A blue banner with the words "this property has been liberated" and a red one reading "Putin will screw you" hung from two balconies of this imposing cream-colored building located at 5 Belgrave square, while a Ukrainian flag flew in a window.

According to the Property Registry, the building, located in central London not far from Hyde Park, is owned by a company registered in the British Virgin Islands, Ravellot Limited.

It is managed by Graham Bonham Carter, a British businessman whose five bank accounts were frozen in early March due to "suspects that the money in these accounts came from the laundering of funds from a sanctioned individual in the United States, namely Oleg Deripaska", had indicated the National Crime agency.

Graham Bonham Carter manages the real estate portfolio of this Russian oligarch, which represents several million pounds in the United Kingdom.

According to a 2007 High Court judgment, Mr Deripaska "effectively owns" a house at 5 Belgrave Square, London.

"Sickening Wealth"

Monday morning, this mansion was surrounded by a police cordon and guarded by half a dozen police vehicles, noted an AFP journalist.

"Our intention is to use this building to house refugees," one of the group's members told reporters.

Another activist explained by telephone to AFP that the group had entered the building overnight from Sunday to Monday.

He described the mansion as "sickeningly rich" and "magnificent", believing that "it's what a war refugee deserves".

A squatter on the balcony of the mansion belonging to a Russian oligarch which he occupies with others in an upscale district of central London, March 14, 2022 Tolga Akmen AFP

Referring to the UK government's sanctions on Russian oligarchs with property in the UK, he said that by law, "it could take up to six months to seize their properties.
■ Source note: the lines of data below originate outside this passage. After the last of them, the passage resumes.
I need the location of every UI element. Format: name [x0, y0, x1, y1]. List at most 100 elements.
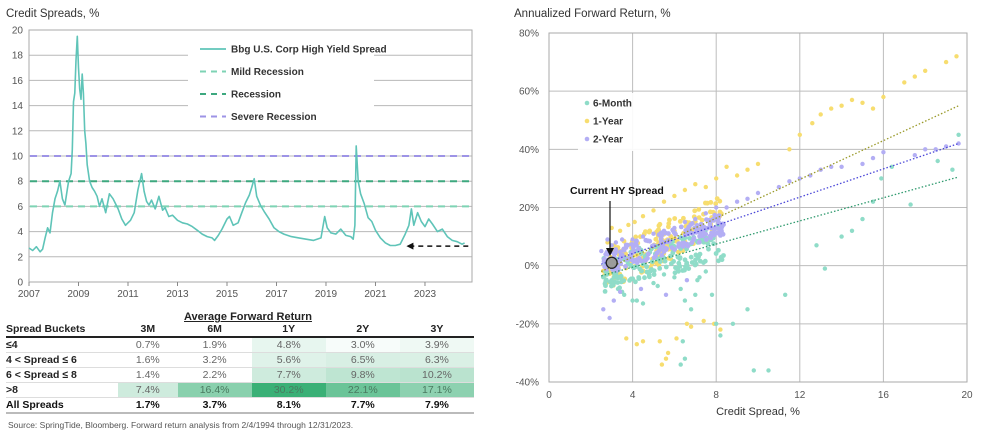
y-tick-label: 18 — [12, 51, 24, 62]
scatter-point — [610, 267, 615, 272]
scatter-point — [751, 368, 756, 373]
scatter-point — [665, 241, 670, 247]
scatter-point — [698, 221, 704, 227]
scatter-point — [671, 237, 677, 243]
scatter-point — [654, 242, 660, 248]
scatter-point — [610, 266, 616, 272]
scatter-point — [658, 241, 664, 247]
scatter-point — [663, 230, 668, 236]
scatter-point — [715, 226, 721, 232]
scatter-point — [657, 231, 663, 237]
scatter-point — [618, 273, 624, 279]
scatter-point — [677, 219, 683, 224]
scatter-point — [633, 239, 639, 245]
scatter-point — [634, 242, 639, 248]
scatter-point — [601, 256, 607, 262]
scatter-point — [601, 256, 607, 261]
scatter-point — [943, 59, 949, 65]
scatter-point — [662, 258, 668, 264]
y-tick-label: 16 — [12, 76, 24, 87]
scatter-point — [641, 256, 647, 261]
scatter-point — [956, 132, 961, 137]
scatter-point — [605, 240, 610, 245]
scatter-point — [613, 247, 619, 252]
scatter-point — [604, 262, 610, 268]
scatter-point — [649, 243, 655, 249]
scatter-point — [615, 280, 620, 285]
scatter-point — [615, 245, 621, 250]
scatter-point — [599, 248, 604, 254]
scatter-point — [604, 257, 610, 263]
scatter-point — [658, 236, 664, 242]
scatter-point — [902, 80, 907, 85]
scatter-point — [622, 276, 628, 282]
scatter-point — [678, 286, 683, 292]
scatter-point — [630, 253, 636, 259]
scatter-point — [849, 97, 855, 103]
scatter-point — [630, 237, 635, 242]
scatter-point — [699, 226, 704, 232]
scatter-point — [648, 268, 653, 274]
scatter-point — [671, 259, 676, 264]
scatter-point — [684, 261, 689, 266]
scatter-point — [668, 253, 673, 259]
scatter-point — [631, 265, 636, 270]
table-cell: 3.9% — [399, 337, 474, 353]
table-cell: 5.6% — [251, 352, 326, 368]
scatter-point — [672, 228, 677, 234]
scatter-point — [682, 244, 688, 250]
scatter-point — [860, 161, 865, 167]
scatter-point — [645, 255, 650, 261]
scatter-point — [839, 234, 844, 239]
scatter-point — [730, 321, 736, 326]
scatter-point — [717, 209, 723, 215]
scatter-point — [829, 106, 834, 111]
scatter-point — [611, 271, 617, 276]
y-tick-label: 80% — [519, 29, 539, 40]
scatter-point — [766, 368, 771, 373]
scatter-point — [696, 239, 702, 245]
scatter-point — [603, 283, 608, 289]
scatter-point — [657, 339, 662, 344]
scatter-point — [681, 236, 687, 241]
scatter-point — [661, 242, 667, 248]
scatter-point — [715, 230, 720, 236]
scatter-point — [663, 247, 669, 253]
scatter-point — [642, 254, 648, 259]
scatter-point — [659, 232, 665, 237]
table-cell: 3.2% — [177, 352, 252, 368]
scatter-point — [611, 281, 616, 286]
scatter-point — [672, 247, 678, 252]
scatter-point — [719, 228, 724, 234]
scatter-point — [709, 292, 715, 297]
trend-line-2-year — [601, 142, 959, 265]
scatter-point — [651, 272, 657, 277]
scatter-point — [649, 261, 655, 267]
scatter-point — [697, 239, 703, 245]
scatter-point — [678, 244, 684, 249]
scatter-point — [646, 272, 652, 278]
scatter-point — [611, 277, 617, 283]
scatter-point — [600, 274, 606, 280]
scatter-point — [601, 259, 607, 264]
scatter-point — [642, 256, 648, 262]
scatter-point — [702, 236, 707, 242]
scatter-point — [699, 237, 704, 242]
scatter-point — [683, 242, 689, 248]
scatter-point — [695, 278, 700, 283]
scatter-point — [716, 220, 722, 226]
scatter-point — [659, 362, 665, 367]
table-cell: 7.7% — [325, 397, 400, 414]
scatter-point — [625, 242, 631, 248]
scatter-point — [797, 132, 802, 137]
scatter-point — [666, 224, 671, 230]
scatter-point — [642, 252, 648, 257]
scatter-point — [661, 255, 666, 260]
scatter-point — [655, 253, 660, 259]
legend-label: Recession — [231, 90, 281, 101]
scatter-point — [663, 264, 669, 270]
scatter-point — [682, 239, 688, 245]
scatter-point — [654, 243, 659, 249]
scatter-point — [644, 269, 650, 275]
scatter-point — [734, 199, 740, 204]
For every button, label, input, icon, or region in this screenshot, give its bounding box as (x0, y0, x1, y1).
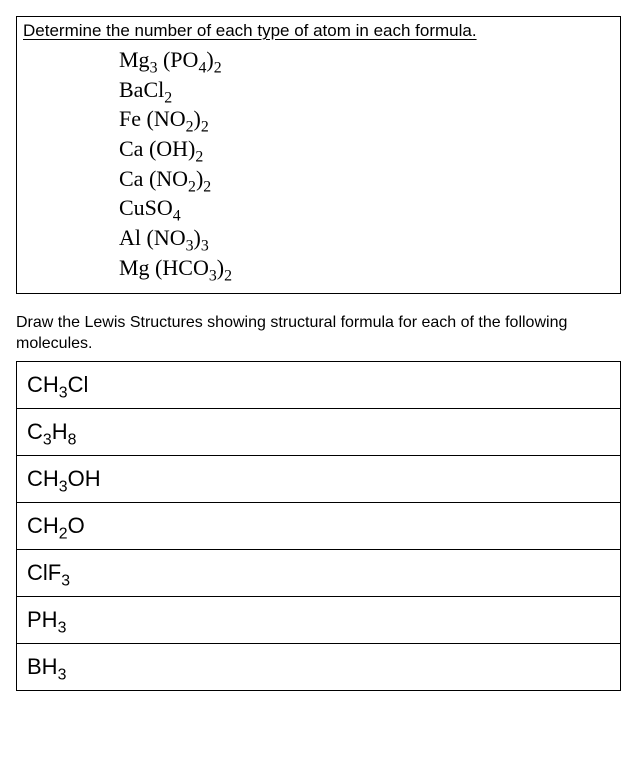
molecule-cell: BH3 (17, 643, 621, 690)
formula-item: Ca (OH)2 (119, 134, 614, 164)
molecule-cell: C3H8 (17, 408, 621, 455)
atom-count-box: Determine the number of each type of ato… (16, 16, 621, 294)
table-row: CH3Cl (17, 361, 621, 408)
table-row: CH2O (17, 502, 621, 549)
prompt-lewis: Draw the Lewis Structures showing struct… (16, 312, 621, 355)
formula-item: Al (NO3)3 (119, 223, 614, 253)
molecule-cell: CH2O (17, 502, 621, 549)
molecule-cell: CH3OH (17, 455, 621, 502)
table-row: PH3 (17, 596, 621, 643)
lewis-table: CH3ClC3H8CH3OHCH2OClF3PH3BH3 (16, 361, 621, 691)
formula-item: Mg (HCO3)2 (119, 253, 614, 283)
formula-item: Ca (NO2)2 (119, 164, 614, 194)
molecule-cell: PH3 (17, 596, 621, 643)
molecule-cell: CH3Cl (17, 361, 621, 408)
formula-list: Mg3 (PO4)2BaCl2Fe (NO2)2Ca (OH)2Ca (NO2)… (119, 45, 614, 283)
table-row: CH3OH (17, 455, 621, 502)
table-row: ClF3 (17, 549, 621, 596)
formula-item: CuSO4 (119, 193, 614, 223)
table-row: C3H8 (17, 408, 621, 455)
prompt-atom-count: Determine the number of each type of ato… (23, 21, 614, 41)
formula-item: Mg3 (PO4)2 (119, 45, 614, 75)
lewis-table-body: CH3ClC3H8CH3OHCH2OClF3PH3BH3 (17, 361, 621, 690)
table-row: BH3 (17, 643, 621, 690)
formula-item: BaCl2 (119, 75, 614, 105)
formula-item: Fe (NO2)2 (119, 104, 614, 134)
molecule-cell: ClF3 (17, 549, 621, 596)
Frankly, that's ridiculous."

“We are now seizing their properties,” he said, saying he chose this one for its “size” and “location.”

A spokesman for Prime Minister Boris Johnson said on Monday the government was "working to identify the appropriate use of seized property where owners face penalties".
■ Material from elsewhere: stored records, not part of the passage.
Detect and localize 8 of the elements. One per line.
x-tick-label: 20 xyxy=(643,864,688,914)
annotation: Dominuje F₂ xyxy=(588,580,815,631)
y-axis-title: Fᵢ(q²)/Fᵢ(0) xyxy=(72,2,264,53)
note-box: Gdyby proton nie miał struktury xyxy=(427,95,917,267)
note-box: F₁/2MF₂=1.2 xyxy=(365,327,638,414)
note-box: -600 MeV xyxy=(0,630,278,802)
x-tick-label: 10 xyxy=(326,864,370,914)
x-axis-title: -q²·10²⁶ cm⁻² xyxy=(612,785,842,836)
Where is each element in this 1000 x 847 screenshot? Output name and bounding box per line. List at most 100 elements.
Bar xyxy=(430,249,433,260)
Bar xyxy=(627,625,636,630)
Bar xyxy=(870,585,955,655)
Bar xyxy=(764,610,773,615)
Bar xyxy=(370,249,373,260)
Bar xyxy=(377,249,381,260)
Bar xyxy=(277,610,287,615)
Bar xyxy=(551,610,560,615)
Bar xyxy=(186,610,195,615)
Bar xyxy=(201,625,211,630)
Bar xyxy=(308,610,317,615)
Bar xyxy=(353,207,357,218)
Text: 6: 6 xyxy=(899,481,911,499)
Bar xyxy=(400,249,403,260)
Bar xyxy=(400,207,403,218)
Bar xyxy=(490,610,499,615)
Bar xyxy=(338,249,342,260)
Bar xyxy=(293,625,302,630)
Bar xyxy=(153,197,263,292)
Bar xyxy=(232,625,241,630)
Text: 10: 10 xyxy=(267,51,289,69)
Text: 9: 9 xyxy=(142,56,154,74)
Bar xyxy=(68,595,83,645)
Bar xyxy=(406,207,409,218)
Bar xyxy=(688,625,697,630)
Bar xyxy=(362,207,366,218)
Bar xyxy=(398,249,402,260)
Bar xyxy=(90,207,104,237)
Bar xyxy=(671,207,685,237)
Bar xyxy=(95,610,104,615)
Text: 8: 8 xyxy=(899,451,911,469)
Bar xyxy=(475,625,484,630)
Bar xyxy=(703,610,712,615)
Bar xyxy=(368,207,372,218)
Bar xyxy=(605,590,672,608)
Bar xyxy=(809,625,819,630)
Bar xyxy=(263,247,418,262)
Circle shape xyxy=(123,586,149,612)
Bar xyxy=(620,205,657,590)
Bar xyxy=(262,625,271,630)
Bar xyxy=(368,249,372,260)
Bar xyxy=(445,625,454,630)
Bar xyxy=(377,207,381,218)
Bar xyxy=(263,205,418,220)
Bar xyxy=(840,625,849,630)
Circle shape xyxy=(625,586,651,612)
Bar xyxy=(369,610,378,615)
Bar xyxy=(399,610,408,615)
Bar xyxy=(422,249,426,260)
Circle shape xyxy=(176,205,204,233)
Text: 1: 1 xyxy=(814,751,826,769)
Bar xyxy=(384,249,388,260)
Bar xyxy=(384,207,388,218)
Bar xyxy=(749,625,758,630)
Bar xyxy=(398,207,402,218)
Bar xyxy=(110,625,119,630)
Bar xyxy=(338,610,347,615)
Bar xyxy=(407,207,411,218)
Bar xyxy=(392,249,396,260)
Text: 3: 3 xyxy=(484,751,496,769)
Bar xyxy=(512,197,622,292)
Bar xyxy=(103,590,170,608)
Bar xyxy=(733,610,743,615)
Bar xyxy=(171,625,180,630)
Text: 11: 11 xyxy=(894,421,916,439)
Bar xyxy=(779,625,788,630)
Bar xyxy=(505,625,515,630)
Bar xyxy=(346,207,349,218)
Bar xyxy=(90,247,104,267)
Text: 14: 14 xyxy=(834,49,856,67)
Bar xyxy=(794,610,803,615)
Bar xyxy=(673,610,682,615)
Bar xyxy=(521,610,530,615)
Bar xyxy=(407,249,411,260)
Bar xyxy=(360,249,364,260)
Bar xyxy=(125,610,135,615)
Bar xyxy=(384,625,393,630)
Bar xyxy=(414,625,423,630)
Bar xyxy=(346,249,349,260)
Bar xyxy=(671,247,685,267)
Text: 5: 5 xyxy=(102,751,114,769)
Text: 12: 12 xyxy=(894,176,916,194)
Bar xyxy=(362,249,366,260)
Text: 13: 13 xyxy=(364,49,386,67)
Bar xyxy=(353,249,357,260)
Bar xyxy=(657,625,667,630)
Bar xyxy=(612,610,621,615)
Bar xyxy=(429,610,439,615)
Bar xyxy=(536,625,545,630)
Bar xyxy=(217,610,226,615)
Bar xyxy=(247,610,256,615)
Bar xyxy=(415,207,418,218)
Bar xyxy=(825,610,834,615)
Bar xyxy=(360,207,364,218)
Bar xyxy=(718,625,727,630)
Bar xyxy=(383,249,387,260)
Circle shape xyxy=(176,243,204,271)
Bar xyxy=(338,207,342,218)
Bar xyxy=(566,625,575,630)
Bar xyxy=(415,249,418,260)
Mr Deripaska, who founded aluminum giant Rusal, was among seven Russian oligarchs sanctioned on Thursday by the British government which imposed an asset freeze and travel ban on them for their links to the Kremlin.

Police said in a statement that they have "contacted a small number of people inside (the mansion). Specialist officers are at the scene and are considering appropriate next steps."

In France, two men were arrested in Biarritz (south-west) after breaking into a villa belonging to the former son-in-law of Russian President Vladimir Putin, in which they unfurled the Ukrainian flag.